What can I say, parenting boys vs parenting girls is so different, seriously, I need to keep calm and just be a mom!
It's no secret that most boys are active, energetic, loud and are prone to roughhouse. Let's face it, handling boys can be quite a huge handful compared to girls (generally speaking). Here are some of the very interesting things I've discovered about having a son as I brought up my little man the past 8 years!
I read with great amusement a quote and I can certainly relate to it -
Forget that old poem about snips and snails and puppy dog tails, says Sharon O'Donnell, a mom of three boys and the author of . "Somehow it's been changed to boys being made of 'fights, farts, and video games,'Sorry I digress... so back to my discovery...
He does not stop moving!
From the moment he wakes up in the morning till he pass out at bedtime he works on only one word Go Go Go and on only 2 speeds - fast & faster! But I've learned to catch up! (*panting*)
Clothes shopping is easy & cheap
How complicated can boys' attire get? Shirts, T-shirts, pants, bermudas, jeans, shorts... and almost anything goes with everything. So I literally kept it super K.I.S.S. (keep it simple silly)!
Stains and Tears are all over his clothes!

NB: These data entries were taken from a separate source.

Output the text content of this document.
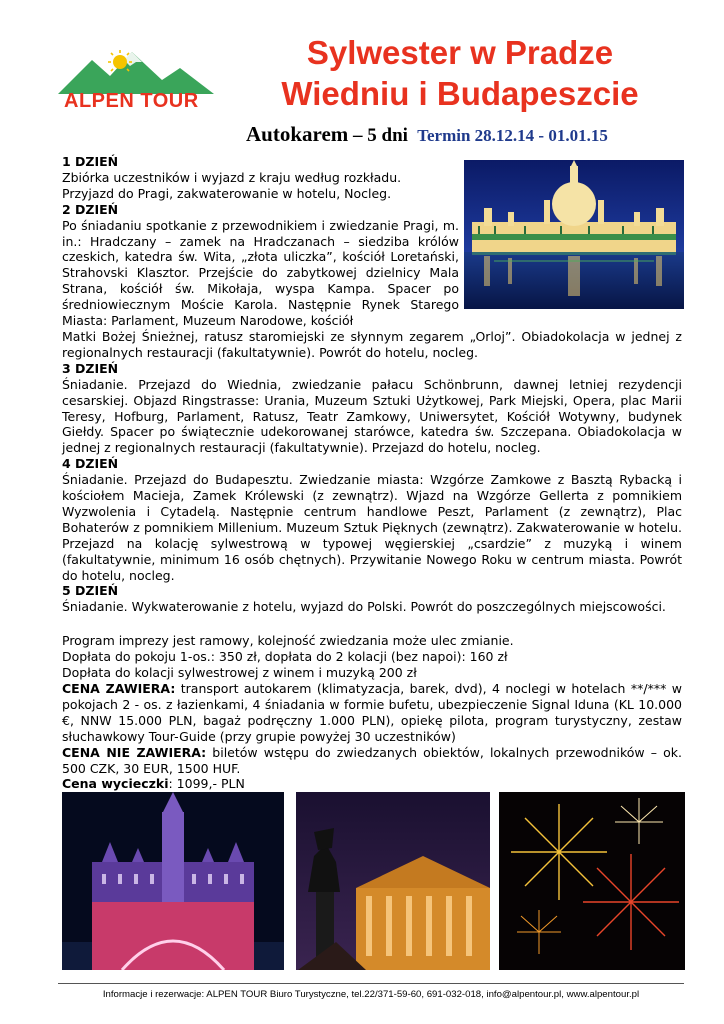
ALPEN TOUR
Sylwester w Pradze
Wiedniu i Budapeszcie
Autokarem – 5 dni Termin 28.12.14 - 01.01.15

1 DZIEŃ

Zbiórka uczestników i wyjazd z kraju według rozkładu.

Przyjazd do Pragi, zakwaterowanie w hotelu, Nocleg.

2 DZIEŃ

Po śniadaniu spotkanie z przewodnikiem i zwiedzanie Pragi, m. in.: Hradczany – zamek na Hradczanach – siedziba królów czeskich, katedra św. Wita, „złota uliczka”, kościół Loretański, Strahovski Klasztor. Przejście do zabytkowej dzielnicy Mala Strana, kościół św. Mikołaja, wyspa Kampa. Spacer po średniowiecznym Moście Karola. Następnie Rynek Starego Miasta: Parlament, Muzeum Narodowe, kościół

Matki Bożej Śnieżnej, ratusz staromiejski ze słynnym zegarem „Orloj”. Obiadokolacja w jednej z regionalnych restauracji (fakultatywnie). Powrót do hotelu, nocleg.

3 DZIEŃ

Śniadanie. Przejazd do Wiednia, zwiedzanie pałacu Schönbrunn, dawnej letniej rezydencji cesarskiej. Objazd Ringstrasse: Urania, Muzeum Sztuki Użytkowej, Park Miejski, Opera, plac Marii Teresy, Hofburg, Parlament, Ratusz, Teatr Zamkowy, Uniwersytet, Kościół Wotywny, budynek Giełdy. Spacer po świątecznie udekorowanej starówce, katedra św. Szczepana. Obiadokolacja w jednej z regionalnych restauracji (fakultatywnie). Przejazd do hotelu, nocleg.

4 DZIEŃ

Śniadanie. Przejazd do Budapesztu. Zwiedzanie miasta: Wzgórze Zamkowe z Basztą Rybacką i kościołem Macieja, Zamek Królewski (z zewnątrz). Wjazd na Wzgórze Gellerta z pomnikiem Wyzwolenia i Cytadelą. Następnie centrum handlowe Peszt, Parlament (z zewnątrz), Plac Bohaterów z pomnikiem Millenium. Muzeum Sztuk Pięknych (zewnątrz). Zakwaterowanie w hotelu. Przejazd na kolację sylwestrową w typowej węgierskiej „csardzie” z muzyką i winem (fakultatywnie, minimum 16 osób chętnych). Przywitanie Nowego Roku w centrum miasta. Powrót do hotelu, nocleg.

5 DZIEŃ

Śniadanie. Wykwaterowanie z hotelu, wyjazd do Polski. Powrót do poszczególnych miejscowości.

Program imprezy jest ramowy, kolejność zwiedzania może ulec zmianie.

Dopłata do pokoju 1-os.: 350 zł, dopłata do 2 kolacji (bez napoi): 160 zł

Dopłata do kolacji sylwestrowej z winem i muzyką 200 zł

CENA ZAWIERA: transport autokarem (klimatyzacja, barek, dvd), 4 noclegi w hotelach **/*** w pokojach 2 - os. z łazienkami, 4 śniadania w formie bufetu, ubezpieczenie Signal Iduna (KL 10.000 €, NNW 15.000 PLN, bagaż podręczny 1.000 PLN), opiekę pilota, program turystyczny, zestaw słuchawkowy Tour-Guide (przy grupie powyżej 30 uczestników)

CENA NIE ZAWIERA: biletów wstępu do zwiedzanych obiektów, lokalnych przewodników – ok. 500 CZK, 30 EUR, 1500 HUF.

Cena wycieczki: 1099,- PLN

Informacje i rezerwacje: ALPEN TOUR Biuro Turystyczne, tel.22/371-59-60, 691-032-018, info@alpentour.pl, www.alpentour.pl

Ripping through the knees on khakis, jeans and even pajamas! Grass stains, mud stains, pasta stains, paint stains and unidentifiable stains... Thank goodness clothes shopping for Little Man was easy & cheap!
Roughhousing is innate!
Boys are naturally physical. Jumping off furniture, climbing up 'walls', the rolling on each other, you name it... Play fighting and roughhousing is hard-wired into many boys. It's how they connect *gulp* and often leaving me nervous. But the experts say it's healthy, that's how they foster positive relationships, boost the body's feel-good chemicals and promote intelligence *raise eyebrows* and somehow after watching how my Little Man plays with his friends or even observing other boys playing together... I just had to agree with the experts!
He's one goofy boy!
Boy humour can be extra goofy and I don't get it sometimes. He tells me that my dinner tastes like poop. He calls anything and everything poopy even sing about poop *arggh* sometimes I laugh but most times I scold and because I did what I did, the poop talk was given more value. I have since decided to not give anymore attention to such talks!
Guns and swords are part of his DNA
As much as I tried to disallow toy weapons, it just make it much more exciting to the boy! He's able to pretend using a weapon out of anything he could lay his hands on. So I've since given up trying. What I've learned was, what we see as violence, the boy sees as a dream of saving the world. Pretend play involving fantasy aggression - whether it's cops and robbers or zombie apocalypse - can be a useful way for boys to understand right and wrong.
Making a trip to the A&E is expected
Boys will be boys! 8 out of 10 boys (base on my own observations) have been rushed to the A&E due to accidents they met when playing, running or during physical activities. It's no difference with Little Man! At age two he sustained a 6-7 stitches long cut on his left eye-lid.
The recent incident which almost led us sending him to the A&E was when he swallowed more than 8 cherry seeds and turning to me with his purple lips due to cyanide poisoning!!!
I try hard to stay calm and collected on the outside even when I was freaking out inside.
Listening skills doesn't come naturallyWhile girls' hearing is more sensitive, boys tend to be more tactile, less verbal and more impulsive. It takes at least 1 minute of repeatedly calling out my son's name to get his attention. This is not a disorder, it's just the way this boy is wired. So instead of yelling my instructions from afar, I am making the effort to get his attention by walking to him to get my instructions delivered by being physically in front of him.
3-2-1 and he forgets
He forgets his homework, water bottle, wallet, consent forms... and on and on! He forgets, I nag, yell, complain, threaten and punish! There's a saying, "A child who forgets has a parent who always remembers!", so it's really not his fault that he's forgetful then.
I am now going to apply these rules - stop remembering for him, I won't say "I told you so!", and will not tell him what will happen... just let the consequences do the talking for me!